Overall, a great cup of tea, very pleasant, and with the toasted grain and vegetable notes, seems a great choice for late Fall and Winter time. I may try one last cup as iced, though I'm not sure if it will add anything.


Sunday, November 4, 2018

Bigelow Pomegranate Green Tea

Huh. Didn't I already review this, way back when?

Quick check says I reviewed Bentley Pomegranate Green Tea many years ago. The other major grocery store brand of fruit infused green tea. Bigelow is that tea that is used to stock every workplace ever, since it's cheap and office/workplace distributors will ship it in bulk. Some of it is pretty grim. I'd stay well away from their black teas.

But this stuff isn't that bad, for a fruit infused green tea. It tastes more of fake fruit than tea, but I like that it's fruit-ish yet not sweet. The green tea provides a bitter undercut to what would otherwise be a cloying, nasty drink. It's not the best cup of hot tea, by a long stretch. But I like it a lot as a refreshing iced drink. Is pomegranate trendy bandwagon fruit with vague and certainly exaggerated health claims? Yeah, but who cares?
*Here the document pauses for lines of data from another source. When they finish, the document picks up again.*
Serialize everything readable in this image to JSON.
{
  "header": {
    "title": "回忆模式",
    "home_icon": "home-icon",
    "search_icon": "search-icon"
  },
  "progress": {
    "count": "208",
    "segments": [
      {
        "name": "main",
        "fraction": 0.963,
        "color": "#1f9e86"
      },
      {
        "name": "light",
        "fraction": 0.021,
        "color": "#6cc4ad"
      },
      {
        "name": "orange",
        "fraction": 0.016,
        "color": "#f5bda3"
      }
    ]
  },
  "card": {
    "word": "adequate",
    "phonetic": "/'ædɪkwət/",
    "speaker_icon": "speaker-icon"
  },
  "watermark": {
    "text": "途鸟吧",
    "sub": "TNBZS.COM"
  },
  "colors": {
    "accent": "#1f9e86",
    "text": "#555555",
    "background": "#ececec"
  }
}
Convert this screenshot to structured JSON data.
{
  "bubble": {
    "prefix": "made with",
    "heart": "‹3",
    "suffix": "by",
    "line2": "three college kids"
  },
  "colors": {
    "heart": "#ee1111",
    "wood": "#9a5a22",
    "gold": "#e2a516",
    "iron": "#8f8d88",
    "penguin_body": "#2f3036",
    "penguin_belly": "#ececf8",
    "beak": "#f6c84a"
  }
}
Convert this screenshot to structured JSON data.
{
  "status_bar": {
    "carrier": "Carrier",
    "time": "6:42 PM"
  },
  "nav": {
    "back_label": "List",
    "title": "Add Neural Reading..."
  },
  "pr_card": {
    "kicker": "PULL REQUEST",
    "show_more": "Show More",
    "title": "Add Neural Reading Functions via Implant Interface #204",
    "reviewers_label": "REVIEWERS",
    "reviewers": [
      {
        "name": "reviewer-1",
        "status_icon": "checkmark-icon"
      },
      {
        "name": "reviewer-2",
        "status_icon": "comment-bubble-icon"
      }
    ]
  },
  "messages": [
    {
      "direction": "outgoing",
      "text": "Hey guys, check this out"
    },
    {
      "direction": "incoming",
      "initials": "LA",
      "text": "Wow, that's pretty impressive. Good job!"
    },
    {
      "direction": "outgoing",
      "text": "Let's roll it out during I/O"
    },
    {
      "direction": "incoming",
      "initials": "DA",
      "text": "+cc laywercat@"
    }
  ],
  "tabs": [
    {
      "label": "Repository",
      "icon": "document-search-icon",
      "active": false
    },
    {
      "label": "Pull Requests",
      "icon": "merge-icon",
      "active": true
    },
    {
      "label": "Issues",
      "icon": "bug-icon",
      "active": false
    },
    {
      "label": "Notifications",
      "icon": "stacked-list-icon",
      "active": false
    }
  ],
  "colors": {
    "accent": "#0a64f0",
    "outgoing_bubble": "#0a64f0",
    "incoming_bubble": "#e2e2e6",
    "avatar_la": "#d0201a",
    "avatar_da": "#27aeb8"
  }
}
Brew is easy enough, I put 1 tea bag to six ounces of water, so two for a standard office issue hot cup. Add hot water out of the Keurig. Not in my office, though. For unknown reasons, we don't have a Keurig, we have the "other brand" with the flat pods. Oh well, coffee is coffee, I've had workplaces provide worse, or no coffee at all. We have dark roast most days, and it beats waiting in line at Starbucks or Dunkies to overpay for a burnt or sour low quality cup.

Where was I? Oh yeah, the hot water out of the "coffee machine" is hot enough for a middling quality cup of green tea. I only steep it for about two minutes, cheap green can get over bitter and astringent fast. If making iced, I reduce the water by half (two bags to six ounces of water), and fill the cup with ice once steeped.

So, is it iced tea? Maybe just barely, but it is a refreshing and sugar free cold drink. I'm not a big tea snob (anymore), most days that's good enough.